Corro a una de las lanchas y agarro una sangradera. Erik, a mi lado, hace lo propio y juntos nos acercamos a la barandilla de sotavento, esperando que la ballena no cambie su curso. Siento la altura de Erik junto a la mía como la de un Dios protector. ¡Saca al más alto de los nuestros el cuello y la cabeza! La ballena se acerca rápidamente, arrastrando la chalupa de sus miserables e ínfimos verdugos. Su piel negra chorrea sangre por los arponazos recibidos, pero no tiene aspecto de moribunda. Contengo la respiración. La inmensidad de su cuerpo parece elevarse sobre el agua según se aproxima y entonces, cuando tengo la certeza de que el animal acabará sin remedio con nosotros, Erik arroja su arpón con una fuerza brutal y este se clava certero bajo su aleta izquierda, la misma que aloja el corazón y los pulmones. Ha sido la estocada final, y rezo para que sus últimos espasmos de vida no nos arrastren al infierno con ella. El espiráculo de la ballena suelta un chorro de espesa sangre que cae como lluvia torrencial sobre nosotros. La macabra estampa se completa con unos ruidos espantosos que surgen del estómago del animal. Un reguero de vómito repugnante cae sobre el barco. Calamares medio digeridos y babas resbaladizas y pegajosas cubren la cubierta. Una última expiración y termina la agonía. El animal rueda de lado, una aleta apuntando al cielo. El silencio apresa la irrealidad. Me vuelvo hacia Erik, que parece ligeramente preocupado.

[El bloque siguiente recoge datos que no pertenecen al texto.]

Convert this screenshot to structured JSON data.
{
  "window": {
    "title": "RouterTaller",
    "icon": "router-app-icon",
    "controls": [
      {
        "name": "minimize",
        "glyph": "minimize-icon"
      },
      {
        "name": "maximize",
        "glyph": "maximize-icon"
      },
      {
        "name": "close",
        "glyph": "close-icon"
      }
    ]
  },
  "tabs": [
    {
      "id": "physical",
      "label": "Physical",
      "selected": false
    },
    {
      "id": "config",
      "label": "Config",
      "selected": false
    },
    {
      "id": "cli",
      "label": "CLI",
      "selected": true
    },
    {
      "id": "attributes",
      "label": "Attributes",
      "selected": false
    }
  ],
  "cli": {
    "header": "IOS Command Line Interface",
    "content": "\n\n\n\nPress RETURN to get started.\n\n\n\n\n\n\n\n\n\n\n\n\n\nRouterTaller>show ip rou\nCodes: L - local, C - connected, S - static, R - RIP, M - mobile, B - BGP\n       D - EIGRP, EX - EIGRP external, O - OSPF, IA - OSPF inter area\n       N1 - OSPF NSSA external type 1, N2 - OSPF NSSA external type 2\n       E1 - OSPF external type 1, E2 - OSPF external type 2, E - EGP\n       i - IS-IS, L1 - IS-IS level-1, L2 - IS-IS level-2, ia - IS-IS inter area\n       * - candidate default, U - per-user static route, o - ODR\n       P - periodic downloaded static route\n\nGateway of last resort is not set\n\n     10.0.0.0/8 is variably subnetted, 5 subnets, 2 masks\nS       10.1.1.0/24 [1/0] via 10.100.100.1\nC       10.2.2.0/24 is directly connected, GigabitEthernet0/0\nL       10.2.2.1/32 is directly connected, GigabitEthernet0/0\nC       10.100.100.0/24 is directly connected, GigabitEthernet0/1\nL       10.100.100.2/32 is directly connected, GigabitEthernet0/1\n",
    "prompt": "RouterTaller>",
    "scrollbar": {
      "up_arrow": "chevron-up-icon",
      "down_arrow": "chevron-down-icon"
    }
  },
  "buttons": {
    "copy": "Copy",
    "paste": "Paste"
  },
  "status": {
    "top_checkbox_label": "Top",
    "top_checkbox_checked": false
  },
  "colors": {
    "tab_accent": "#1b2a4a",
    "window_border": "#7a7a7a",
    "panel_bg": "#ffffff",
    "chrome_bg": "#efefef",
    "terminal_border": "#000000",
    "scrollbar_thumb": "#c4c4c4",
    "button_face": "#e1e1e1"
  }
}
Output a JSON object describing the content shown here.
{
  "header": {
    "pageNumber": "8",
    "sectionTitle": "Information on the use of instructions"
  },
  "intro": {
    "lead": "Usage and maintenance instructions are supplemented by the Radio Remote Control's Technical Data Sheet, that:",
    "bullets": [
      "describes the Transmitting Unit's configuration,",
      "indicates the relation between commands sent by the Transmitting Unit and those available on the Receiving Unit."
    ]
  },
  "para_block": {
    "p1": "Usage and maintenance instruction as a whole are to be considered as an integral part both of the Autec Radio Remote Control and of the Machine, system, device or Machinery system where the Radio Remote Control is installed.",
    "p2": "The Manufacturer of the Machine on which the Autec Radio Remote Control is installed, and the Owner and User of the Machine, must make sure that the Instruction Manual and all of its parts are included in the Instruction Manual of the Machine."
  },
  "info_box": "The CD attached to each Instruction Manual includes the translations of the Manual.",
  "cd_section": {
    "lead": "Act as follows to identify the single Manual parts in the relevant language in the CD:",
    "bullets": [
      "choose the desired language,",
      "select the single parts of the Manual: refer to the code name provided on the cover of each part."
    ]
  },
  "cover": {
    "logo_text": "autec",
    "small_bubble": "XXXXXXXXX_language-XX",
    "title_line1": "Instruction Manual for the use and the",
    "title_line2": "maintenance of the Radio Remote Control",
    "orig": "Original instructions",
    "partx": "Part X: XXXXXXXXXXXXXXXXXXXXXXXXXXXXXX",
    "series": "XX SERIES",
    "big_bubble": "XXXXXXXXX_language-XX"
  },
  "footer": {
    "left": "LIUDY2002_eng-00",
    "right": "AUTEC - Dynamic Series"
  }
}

—Espero no haber ofendido a nadie —se excusa, lamentando haber arrebatado el honor de la estocada final a la tripulación.
Antes de que yo pueda responder, el capitán le da un amistoso golpe en el hombro.
—¡Te has ganado tu parte, amigo!
Los vítores y las exclamaciones inundan de luz y alegría el aire, arrastrando la pesadilla a su paso. El sabor de la gloria dura apenas un instante en mi boca. El gigantesco ojo de la ballena, inerte en su contemplación del cielo, hace que mi ánimo se enfríe. Y siento como si con él, el leviatán se hubiera llevado una parte honda de lo que soy.